October 6, 2015
After 16 years as a photographer, I still get little gifts of insight from every woman I am blessed to photograph. Younger, older, and all in between.
All are helpful to me as a professional, but I find more and more I am learning about myself through the people and experiences I witness.
There is something to be said for being able to stand outside of a situation, an event, a person and look in and capture it as you see it.
It is made all the better when what you can see can change the way someone sees them self.
I recently got a phone call from a lovely Nanna down in Sydney, who wanted to buy a gift for her Grand Daughter for her 21st. Cool, great idea I thought. But I had no idea at the time just how profound this gift would be.
Fast forward a few weeks, and Gemma, a quiet and creative soul and her support crew (Mum & sister) visit the studio for her gift experience day.
Glass of bubbly, a good little social whilst in make up and hair… as we do… and I find out she is at uni, lives off the grid on a farm with limited hot water (which facintates me lover of long hot showers) & that this photo shoot was sort of a right of passage in her family. Her Grandmother has a photo of Gemma’s mum around the same age on her wall (you know the lovely ones from the 80’s, every house has one) and so this is a bit of a tradition… great 🙂
Now Gem is not your real glamour type (off the grid kind of gives it away), she has a great hip indie style, so I think awesome lets change it up and head outside. We can get some more contemporary style pics of her across the road.
As soon as the camera is in front of her, I can feel her insecurities come rushing to the top, which is common and pretty much the same for everyone.
Shoo away Mum & sis (sorry), create a safe space, guide, support, and then she starts to relax… and then we get into the groove.
Here I am shooting a gorgeous 21 year old, happy days for me.
A few changes later, back in the studio, a super cool updo, smoking eyes, and this lovely vulnerable energy is turning into soft confident sass and she melts in her zone.
I turn around to see her mum proudly observing and her sister cheering her on. At times I guard their view, as I notice the attention makes Gemma feel a uneasy & exposed.
Confidence is something I think she is not comfortable with, just yet.
But she is getting there.
Photoshoot finished I send them on their way. They have had a good time and I am really happy with the images captured.

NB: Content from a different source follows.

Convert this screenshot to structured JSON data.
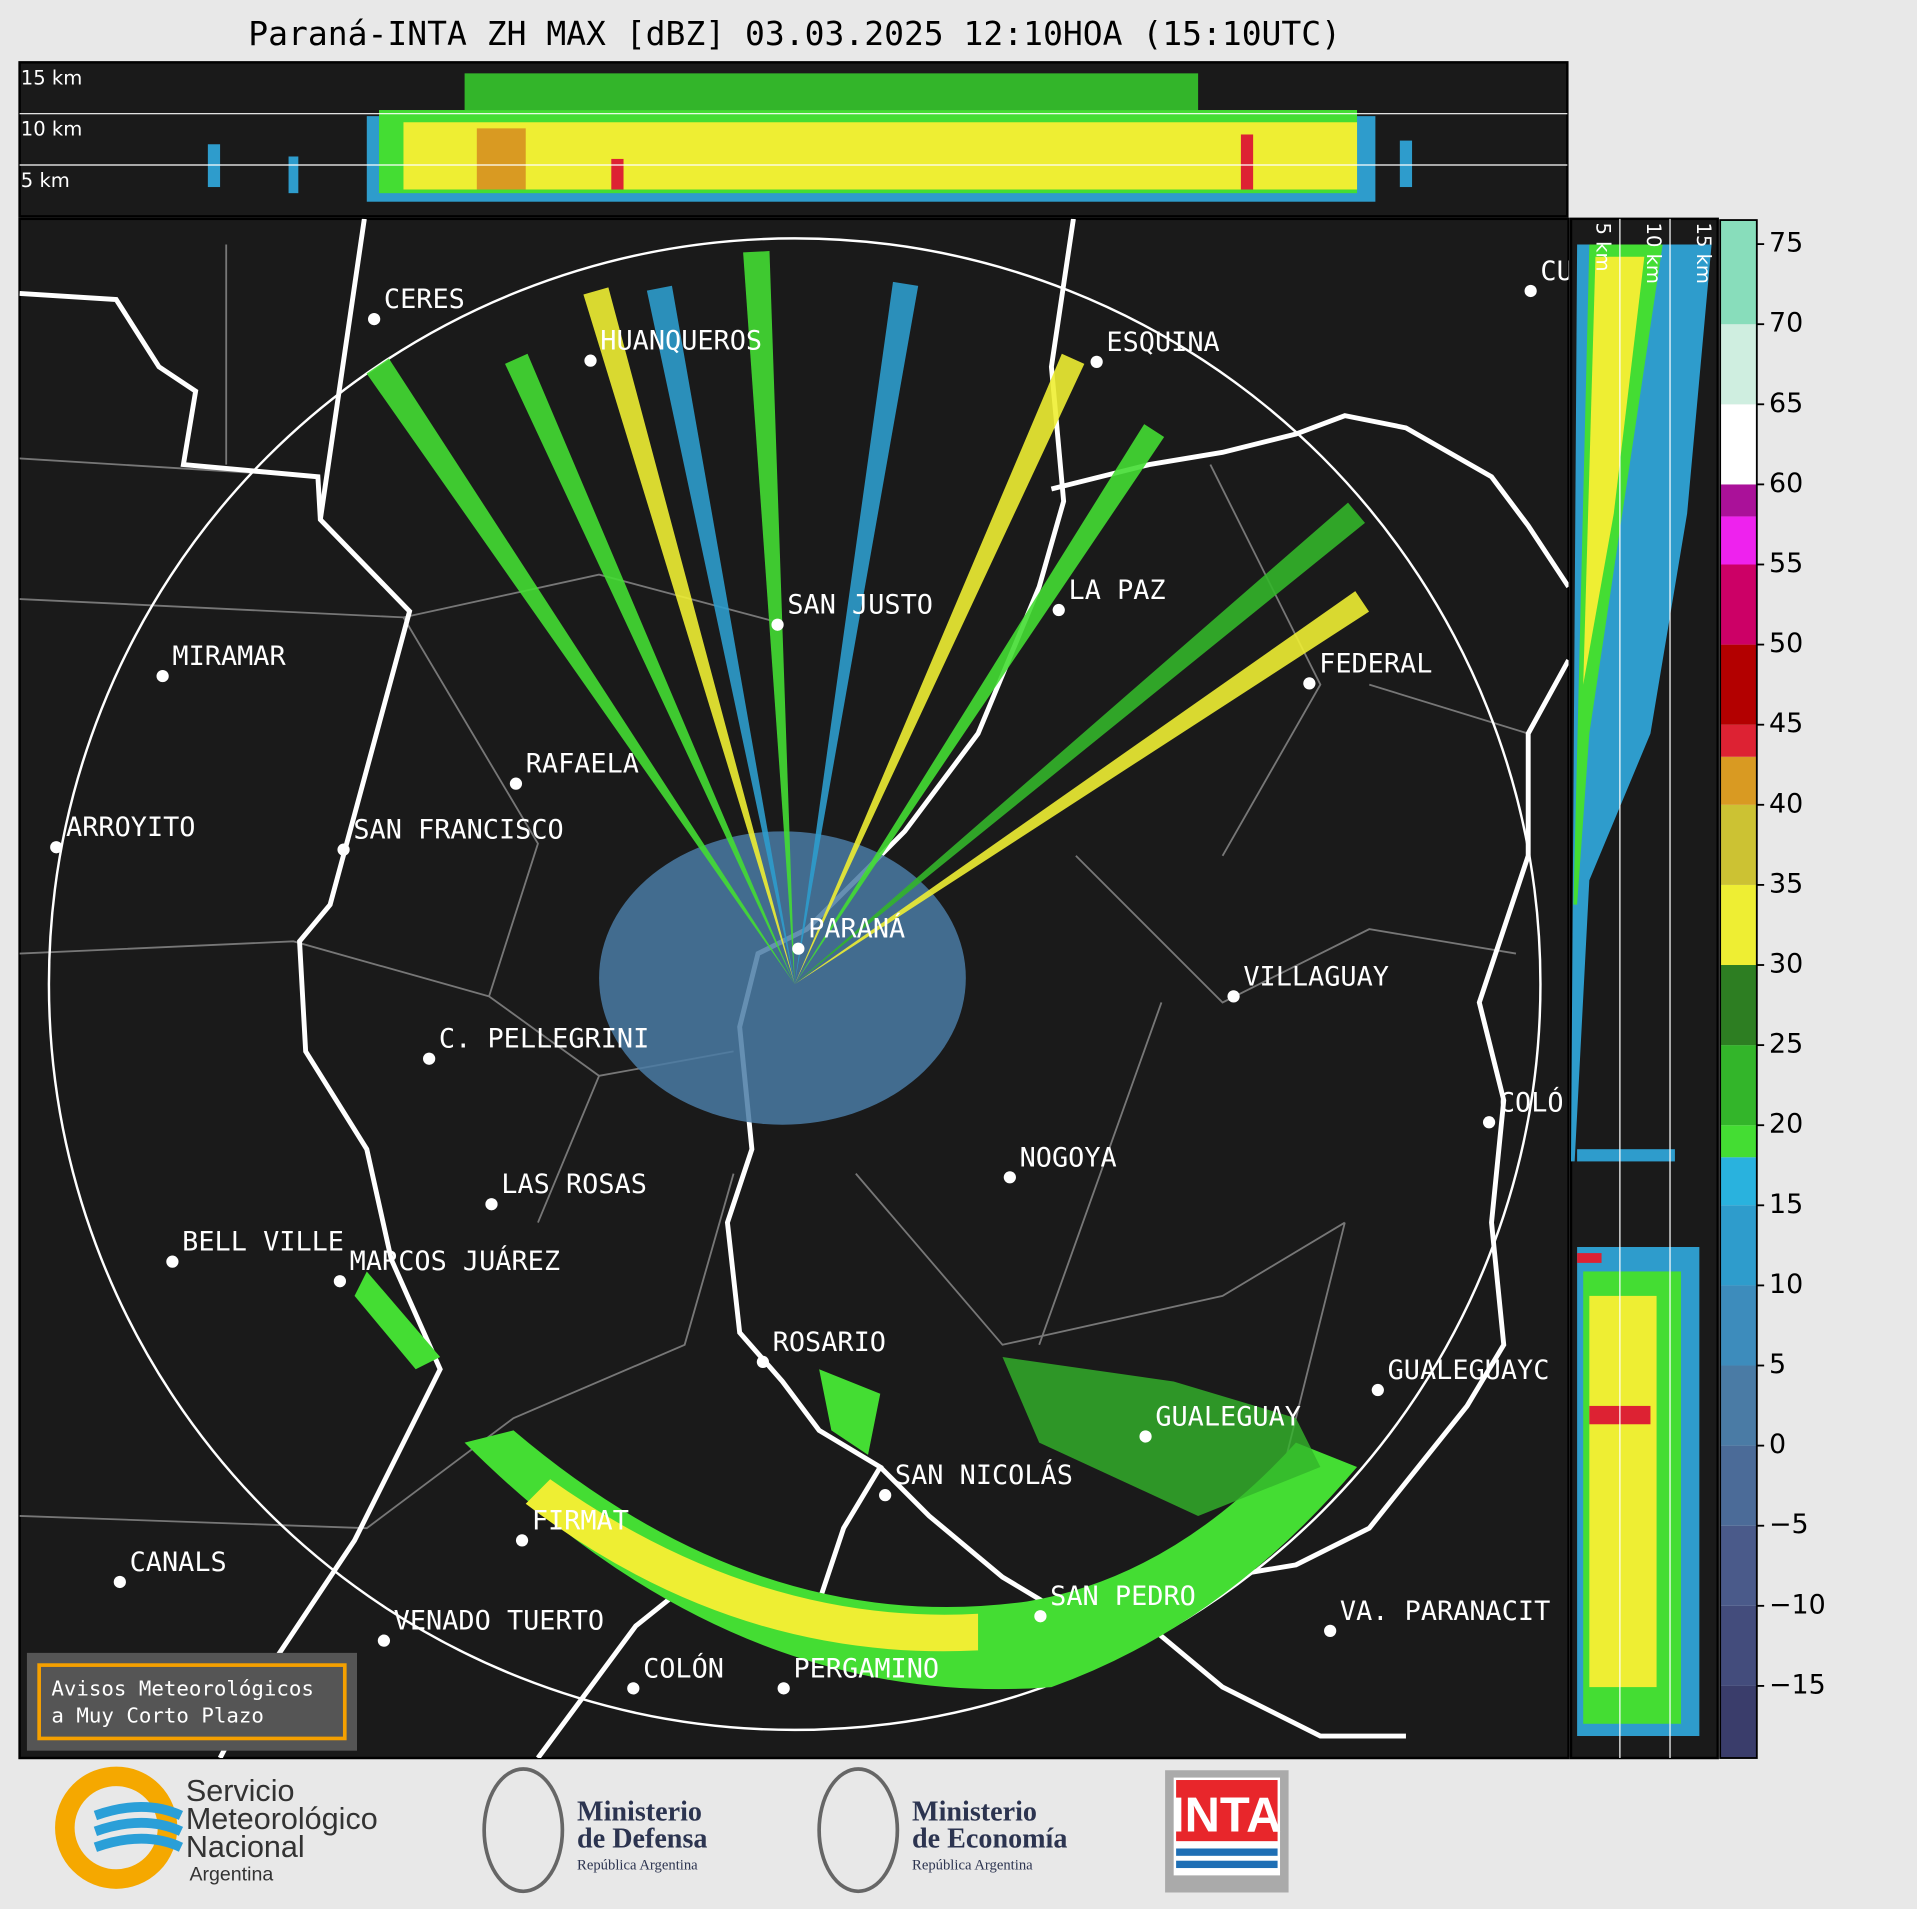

I spend the next week selecting just the right photos, polishing them and adding a few filters here and there for effect, then taking them off as they add unnecessary noise. This girl, her inner beauty and connected energy look like something from the cover of a magazine no altering required.
Sitting in the room, playing Gemma her slideshow, and something I never saw coming occurs. She begins to sob quite uncontrollably.
Now it has to be said, this happens quite a lot for me. But usually with older women who have lost contact with a certain part of themselves, women who have come through major struggles, journeys & obstacles.
But this young gorgeous 21 year old?
Gemma then opened up to me and shared how she had never seen herself as beautiful. Ever
That she was bullied all through school as she was overweight.
Sad fact is Gemma never thought she would like to what she saw of herself. Ever
I am gobsmacked and really emotional with her.
We sit in that room looking over these gorgeous images of someone who I thought was had a beauty that radiated from her soul, and she is sitting across from me telling me she has spent her whole life thinking she COULDN’T ever be beautiful.
Now I know I can look at Gemma and tell her she is beautiful, the whole world can tell her that.
But at the pointy end of it all, it really does come down to how we feel about ourselves that matters in the end. What messages we tell ourselves.
And it doesn’t seem to matter that Gemma had lost her weight over 12 months ago. Her mind was still replaying the same story.
Years of telling herself she was not, could not feel beautiful had truly set in stone a belief pattern that could have stayed with her for many years more.
I know we are supposed to be all about finding self love from the inside.
But sometimes you just need to be able to look outside yourself, and have an objective point of view.
Sometimes the mirror just lies. Not exactly sure what the exact psychological term for it is, but if you tell someone blue is pink for long enough, I am sure in time they will question themselves and start to believe it.
Now Gemma did all the hard work. She chose health, she worked her butt off. She changed her life so she would ultimately feel better about herself.
I just changed the mirror she was looking through for a bit is all.
I am sure if I asked Gemma if she would have ever put her hand up for a “glamour photoshoot” for herself – on her own – she would have died before saying yes.
And yet I think perhaps what she has gotten out of it is so much more than anything she may have gotten out of multitudes of comments and affirmations from those around her.
I think in many years time, Gemma will be able to look back at this present that her dear Grand Mother gave her, and will remember this time as a major change for her, and be thankful.
What more could you ask for in a gift?